= Battle of Kummuh =

742 BC battle in Syria

The Battle of Kummuh marked the end of the Urartu hold on northern Syria, as Tiglath-pileser III defeated Sarduri II (r. 763–734 B.C.) in 742 B.C.

Tiglath-Pileser III's summary inscriptions indicate that the battle at Kummuh was immediately followed by an Assyrian attack on Urartian territory and a subsequent siege of their capital city.

==History==
Urartian campaigns in the west solidified their presence in the region for over fifty years. However, their influence began to wane after Tiglath-pileser III (744–727) defeated Sarduri II and his north Syrian and Anatolian allies in a major battle fought in Kummuh (Commagene) in 742. Sarduri II had captured Kummuh somewhere between 746 and 745.

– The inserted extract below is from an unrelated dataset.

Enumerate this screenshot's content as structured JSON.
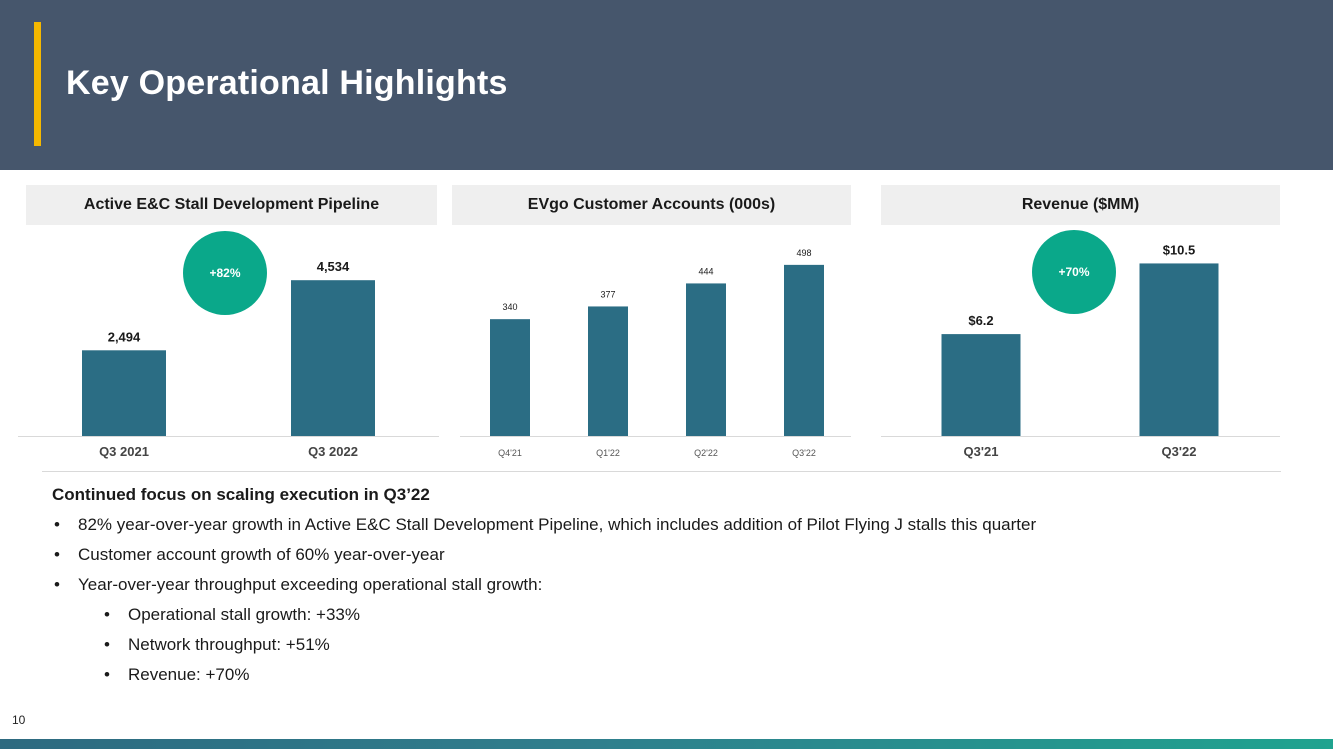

The passage cited above demonstrates the type of control that Urartian kings exerted. They would first attack strategic locations, which would often result in the local ruler surrendering. The ruler would then be reinstated, but would be obliged to provide materials and manpower to the Urartian king as needed. Next, centres along the frontier were detached from the subject territory and integrated into the Urartian state, thereby reducing the subject ruler's power base. The defeated king's treasures were also taken and relocated to Urartian centres. Finally, part of the population would be permanently removed and resettled within Urartu to reinforce the peasantry, armed forces, and garrisons.